Island of Rabbits : A Lebanese Gem in the North of Lebanon
By: Noura Abou Hamze/Arab America Contributing Writer
The breathtaking Mediterranean Coast with green valleys and clear beaches make Lebanon a perfect destination. Lebanon is very famous for its amazing beaches and weather. However, there is one island that most tourists and visitors never know about. The Island of Rabbits known as Palm Island or Jazirit El Aranib in Arabic is located in north Lebanon, Tripoli, which is only a 2-hour trip away from Beirut.
Why is it called Island of Rabbits?
Palm Island is called Rabbit Island or Island of Rabbits, simply because it used to be a breeding place for Rabbits during the French mandate in the early 20th century. They were bred there for hunting. Their holes and droppings are still visible on the island although it does not include Rabbits anymore. Rabbits have been removed for environmental reasons: because simply they were threatening very important plants. There are, however, other animals you can spot like green turtles, monk seals and several species of birds. It is the home of the endangered loggerhead turtles and 156 species of birds.
What are the characteristics of Rabbit Island ?
Palm Island is characterized by its flat terrain, it covers an area of 180,796 square meters (1,946,070 square feet). The island’s highest point is at 6 meters (20 feet) above sea level. Its rocky shoreline extends from the northwest to the south, while its sandy beaches lay at the northern and eastern faces. The middle of the island is earthen, it contains evidence of past periods of human occupation.
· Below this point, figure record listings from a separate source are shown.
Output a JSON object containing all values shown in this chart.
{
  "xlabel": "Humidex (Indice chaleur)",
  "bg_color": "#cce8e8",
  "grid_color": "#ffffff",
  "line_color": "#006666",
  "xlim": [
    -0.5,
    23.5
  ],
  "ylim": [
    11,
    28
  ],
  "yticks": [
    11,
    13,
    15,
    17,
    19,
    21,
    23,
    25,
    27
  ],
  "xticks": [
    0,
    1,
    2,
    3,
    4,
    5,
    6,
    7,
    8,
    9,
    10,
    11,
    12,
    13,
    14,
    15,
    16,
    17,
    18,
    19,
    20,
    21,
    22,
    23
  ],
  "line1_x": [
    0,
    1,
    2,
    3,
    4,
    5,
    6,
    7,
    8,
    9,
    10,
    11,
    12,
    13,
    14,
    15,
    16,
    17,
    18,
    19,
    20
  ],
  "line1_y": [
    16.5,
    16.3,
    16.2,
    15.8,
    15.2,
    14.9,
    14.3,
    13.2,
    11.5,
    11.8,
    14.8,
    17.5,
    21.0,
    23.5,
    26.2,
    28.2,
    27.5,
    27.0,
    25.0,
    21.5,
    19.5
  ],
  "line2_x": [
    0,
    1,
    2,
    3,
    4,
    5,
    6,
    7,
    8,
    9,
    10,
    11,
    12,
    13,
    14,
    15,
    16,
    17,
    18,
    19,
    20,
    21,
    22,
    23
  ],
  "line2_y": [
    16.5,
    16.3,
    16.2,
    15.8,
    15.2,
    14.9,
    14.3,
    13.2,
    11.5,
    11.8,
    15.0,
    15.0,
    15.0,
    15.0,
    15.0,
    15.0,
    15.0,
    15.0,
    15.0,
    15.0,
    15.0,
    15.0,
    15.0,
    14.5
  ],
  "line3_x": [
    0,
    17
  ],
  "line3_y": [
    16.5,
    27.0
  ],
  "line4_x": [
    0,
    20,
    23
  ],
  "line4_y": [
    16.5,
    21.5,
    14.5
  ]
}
Such as a freshwater well, an old salt evaporation pond, baths from the 13th century, and the remains of a Crusader church.
Historical Information about the Island
Declared as a protected area by UNESCO in 1992, camping, fire building or other depredation is forbidden. In addition to its scenic landscape, Palm Island is also a cultural heritage site. Evidence for human occupation, dated back to the Crusader period, was uncovered during 1973 excavations by the General Directorate of Antiquities. The first excavation of Palm Island was undertaken in October 1973 and revealed the foundations of several buildings dating to the Crusades in which earlier architectural elements, such as column drums and fragments of capitals had been re-used.
The Crusaders built a church upon the largest island. And then in 1224 Alice of Champagne, the queen of Cyprus came to Lebanon to marry Bohemond V of Antioch, the ruler of Antioch a Crusader State. Their royal wedding took place in this church, but years later this Island became a scene for a bloody massacre after the entrance of the Mamelukes to Tripoli in 1289. The island got abandoned after that for a couple of years, after it became a place for the French mandate, and then a touristic place in Lebanon after its independence in 1943.